Les microhémorragies cérébrales associées aux troubles cognitifs

Les microhémorragies cérébrales, fréquemment retrouvées chez les personnes atteintes de démence et notamment de maladie d’Alzheimer, pourraient bien jouer un rôle dans la survenue de ces dernières. Une équipe de recherche lilloise progresse dans l’exploration de ce possible lien grâce à un nouveau modèle animal.

Les microhémorragies cérébrales joueraient-elles un rôle dans la survenue de troubles cognitifs ? C’est ce que suggèrent les résultats de chercheurs lillois*. 
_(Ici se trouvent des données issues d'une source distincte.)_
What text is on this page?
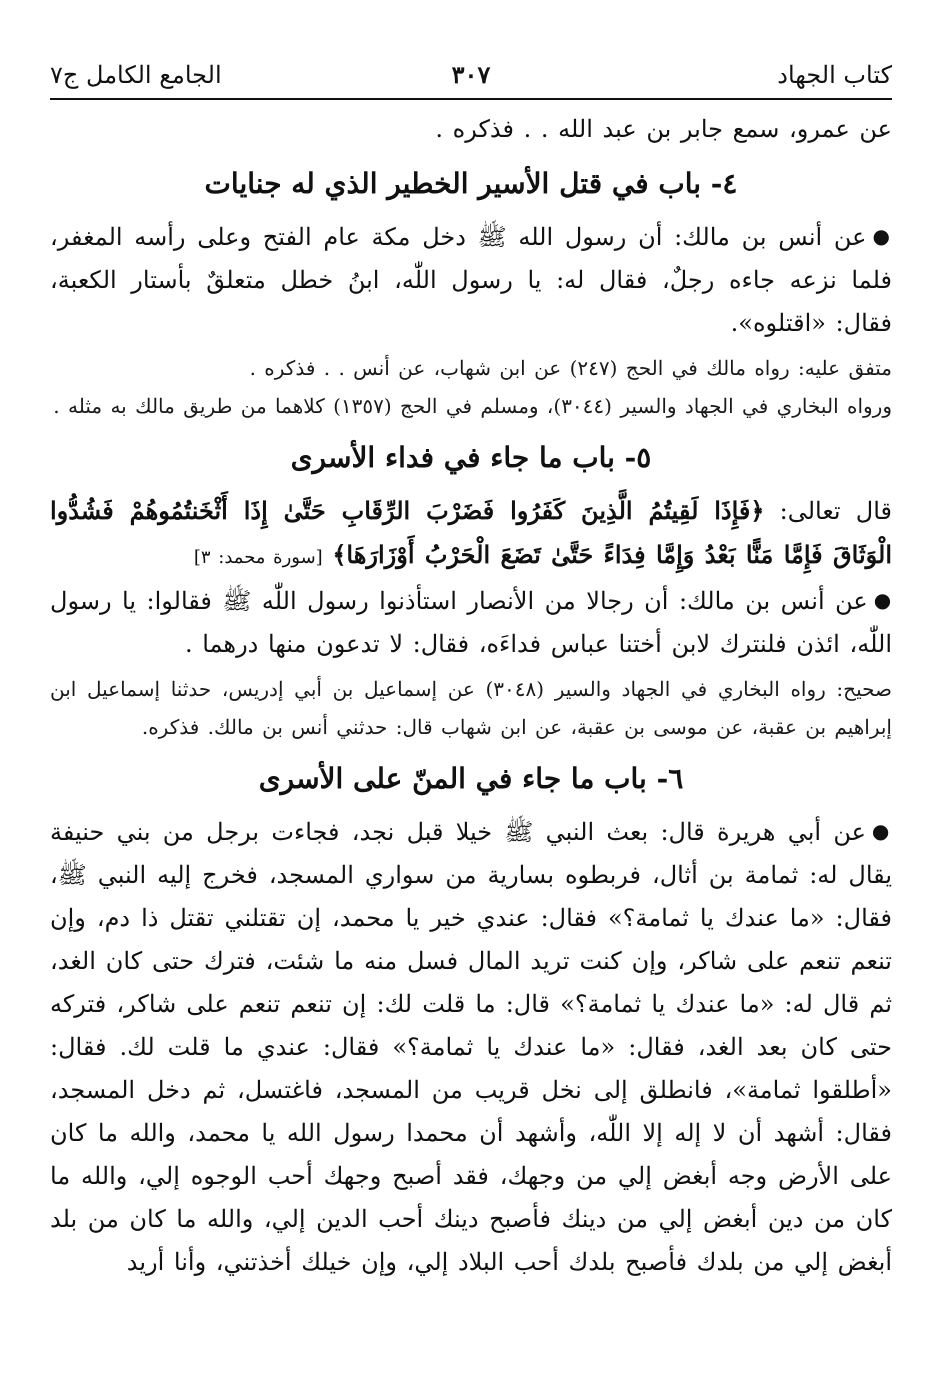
كتاب الجهاد
٣٠٧
الجامع الكامل ج٧

عن عمرو، سمع جابر بن عبد الله . . فذكره .

٤- باب في قتل الأسير الخطير الذي له جنايات

●عن أنس بن مالك: أن رسول الله ﷺ دخل مكة عام الفتح وعلى رأسه المغفر، فلما نزعه جاءه رجلٌ، فقال له: يا رسول اللّٰه، ابنُ خطل متعلقٌ بأستار الكعبة، فقال: «اقتلوه».

متفق عليه: رواه مالك في الحج (٢٤٧) عن ابن شهاب، عن أنس . . فذكره .

ورواه البخاري في الجهاد والسير (٣٠٤٤)، ومسلم في الحج (١٣٥٧) كلاهما من طريق مالك به مثله .

٥- باب ما جاء في فداء الأسرى

قال تعالى: ﴿فَإِذَا لَقِيتُمُ الَّذِينَ كَفَرُوا فَضَرْبَ الرِّقَابِ حَتَّىٰ إِذَا أَثْخَنتُمُوهُمْ فَشُدُّوا الْوَثَاقَ فَإِمَّا مَنًّا بَعْدُ وَإِمَّا فِدَاءً حَتَّىٰ تَضَعَ الْحَرْبُ أَوْزَارَهَا﴾ [سورة محمد: ٣]

●عن أنس بن مالك: أن رجالا من الأنصار استأذنوا رسول اللّٰه ﷺ فقالوا: يا رسول اللّٰه، ائذن فلنترك لابن أختنا عباس فداءَه، فقال: لا تدعون منها درهما .

صحيح: رواه البخاري في الجهاد والسير (٣٠٤٨) عن إسماعيل بن أبي إدريس، حدثنا إسماعيل ابن إبراهيم بن عقبة، عن موسى بن عقبة، عن ابن شهاب قال: حدثني أنس بن مالك. فذكره.

٦- باب ما جاء في المنّ على الأسرى

●عن أبي هريرة قال: بعث النبي ﷺ خيلا قبل نجد، فجاءت برجل من بني حنيفة يقال له: ثمامة بن أثال، فربطوه بسارية من سواري المسجد، فخرج إليه النبي ﷺ، فقال: «ما عندك يا ثمامة؟» فقال: عندي خير يا محمد، إن تقتلني تقتل ذا دم، وإن تنعم تنعم على شاكر، وإن كنت تريد المال فسل منه ما شئت، فترك حتى كان الغد، ثم قال له: «ما عندك يا ثمامة؟» قال: ما قلت لك: إن تنعم تنعم على شاكر، فتركه حتى كان بعد الغد، فقال: «ما عندك يا ثمامة؟» فقال: عندي ما قلت لك. فقال: «أطلقوا ثمامة»، فانطلق إلى نخل قريب من المسجد، فاغتسل، ثم دخل المسجد، فقال: أشهد أن لا إله إلا اللّٰه، وأشهد أن محمدا رسول الله يا محمد، والله ما كان على الأرض وجه أبغض إلي من وجهك، فقد أصبح وجهك أحب الوجوه إلي، والله ما كان من دين أبغض إلي من دينك فأصبح دينك أحب الدين إلي، والله ما كان من بلد أبغض إلي من بلدك فأصبح بلدك أحب البلاد إلي، وإن خيلك أخذتني، وأنا أريد
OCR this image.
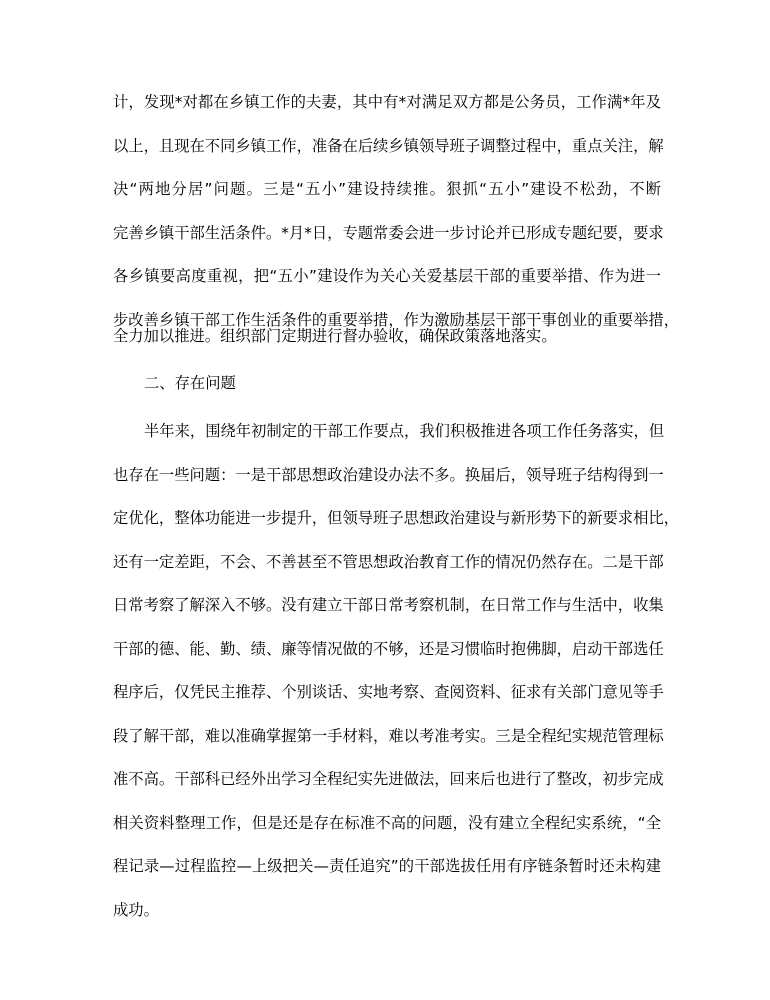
计，发现*对都在乡镇工作的夫妻，其中有*对满足双方都是公务员，工作满*年及
以上，且现在不同乡镇工作，准备在后续乡镇领导班子调整过程中，重点关注，解
决“两地分居”问题。三是“五小”建设持续推。狠抓“五小”建设不松劲，不断
完善乡镇干部生活条件。*月*日，专题常委会进一步讨论并已形成专题纪要，要求
各乡镇要高度重视，把“五小”建设作为关心关爱基层干部的重要举措、作为进一
步改善乡镇干部工作生活条件的重要举措，作为激励基层干部干事创业的重要举措，
全力加以推进。组织部门定期进行督办验收，确保政策落地落实。
二、存在问题
半年来，围绕年初制定的干部工作要点，我们积极推进各项工作任务落实，但
也存在一些问题：一是干部思想政治建设办法不多。换届后，领导班子结构得到一
定优化，整体功能进一步提升，但领导班子思想政治建设与新形势下的新要求相比，
还有一定差距，不会、不善甚至不管思想政治教育工作的情况仍然存在。二是干部
日常考察了解深入不够。没有建立干部日常考察机制，在日常工作与生活中，收集
干部的德、能、勤、绩、廉等情况做的不够，还是习惯临时抱佛脚，启动干部选任
程序后，仅凭民主推荐、个别谈话、实地考察、查阅资料、征求有关部门意见等手
段了解干部，难以准确掌握第一手材料，难以考准考实。三是全程纪实规范管理标
准不高。干部科已经外出学习全程纪实先进做法，回来后也进行了整改，初步完成
相关资料整理工作，但是还是存在标准不高的问题，没有建立全程纪实系统，“全
程记录—过程监控—上级把关—责任追究”的干部选拔任用有序链条暂时还未构建
成功。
Les microhémorragies cérébrales sont de petits saignements qui surviennent dans le cerveau. Elles sont tellement minimes, que seuls les récents progrès de l’imagerie ont permis de les détecter. A ce jour, on sait peu de choses à leur sujet : contrairement aux hémorragies cérébrales importantes, dont les conséquences sont délétères pour le cerveau, leur impact sur la santé n’est pas connu. Cependant, leur présence est fortement associée aux démences et à leur sévérité. Alors que ces microhémorragies sont observées chez environ 5% des individus en population générale, elles sont retrouvées chez 35% à 85% des patients atteints de démence vasculaire et 16% à 32% des personnes souffrant de la maladie d’Alzheimer. Cette concordance fait suspecter un lien de cause à effet entre les deux… mais celui-ci reste à prouver ! « Ces micro-saignements peuvent aussi bien être des innocents sur le lieu d’un crime, que les responsables de ce crime », résume Sophie Gautier*, responsable de ces travaux. 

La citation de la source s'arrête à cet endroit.